Sunday, September 11, 2011

September 11th

It feels much later than it is. The bugs are louder than I think they usually are. There's ice cream in the fridge, but my belly is full-full-full-full (full). With each click, tap, click, it is more apparent that my click, tap, clicking isn't going to accomplish anything. I've been sitting here for a few hours. When I sit here like this, this warm but not positive sensation of patheticyness starts at the ends of the few hairs on my head to the tips of the many hairs on my toes. The type of shame that the kind person who wets himself feels. I haven't wet myself, and I'm relatively certain that I won't. But I feel like a strange connection to this kind of person in these moments. But. At least this kind of person has accomplished something. He's pissed himself. And there is an implication that he will clean up after himself eventually. That's more than I've got. He's got verbs and all I've got is clicking noises. And some ice cream in the fridge, but I'm not going to eat that.

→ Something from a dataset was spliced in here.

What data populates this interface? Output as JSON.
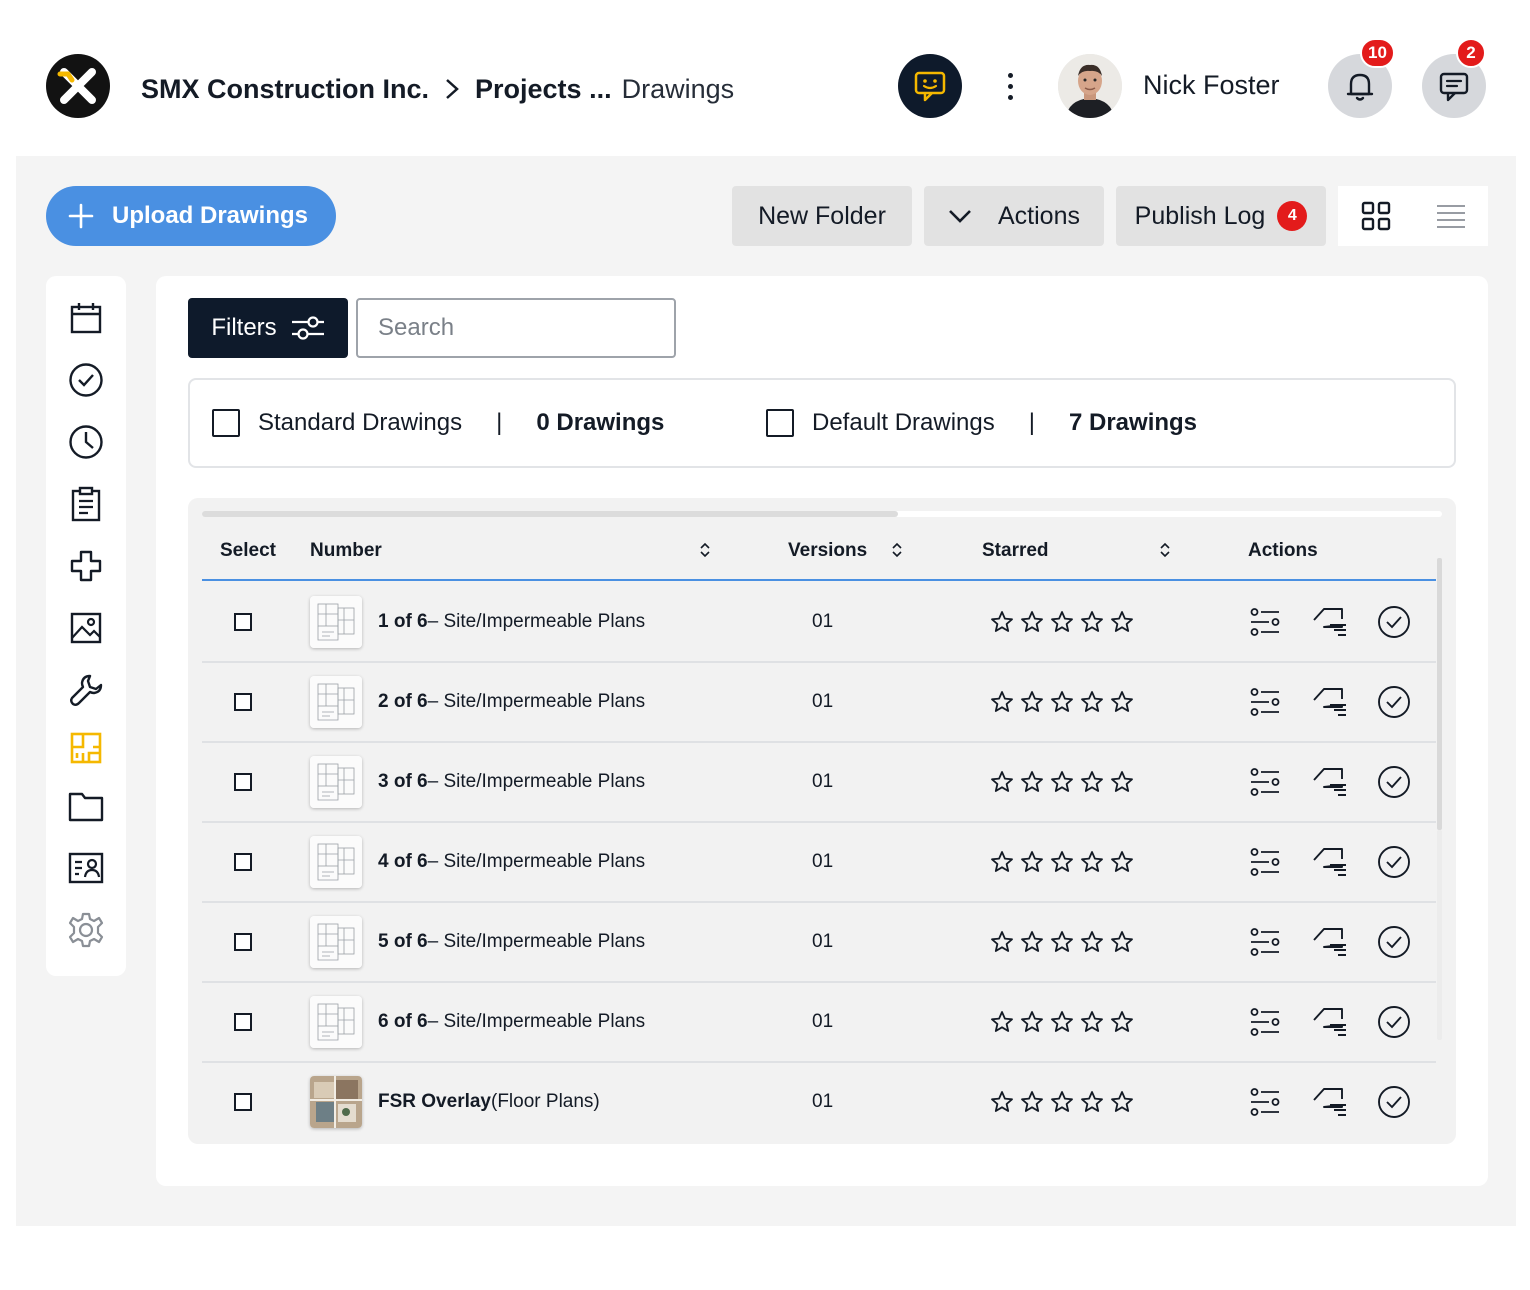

I know the house is fully occupied, but I might well be on the surface of the moon. Midnight shouldn't feel so lonely. I shouldn't feel so lonely. Sometimes when you go somewhere and you have to go to the bathroom, somewhere public--store or a restaurant. And you find the bathroom, and it's one that is totally private. The kind that you lock the door. Not just, the stall... the whole door. You're in there by yourself. And. And your adrenalin is pumping because you have complete bathroom freedom. You can pull your pants all the way down. You can spread your legs ultra wide. You can hum if you'd like. You can let your butt make the noises it was born to make, and not feel self conscious or pretend to cough or flush the toilet every time you make poo noises (and maybe get a little toilet water spray on your bottom parts). I mean. You could do that if you wanted, because you're in an unregulated zone. But as your going to the bathroom (pooping or peeping... depending on the context) a sharp pain of loneliness stabs you. You are the only person in this bathroom. There is no one choosing paper towels over the electric hand dryer (unless it's the Dyson one, of course). There's no one next to you flushing the toilet every time their butt makes poo noises. If you had an attack in this bathroom, like Elvis or non-famous people who've died in bathrooms, it's possible you wouldn't be found for hours. Days. There's a loneliness to be found in singular bathrooms, despite the freedoms they promise. These midnight moments that I'm typing from, they feel like the loneliness of a singular bathroom. It will pass.

I think I'm gonna eat that ice cream. But you knew that all along, didn't you?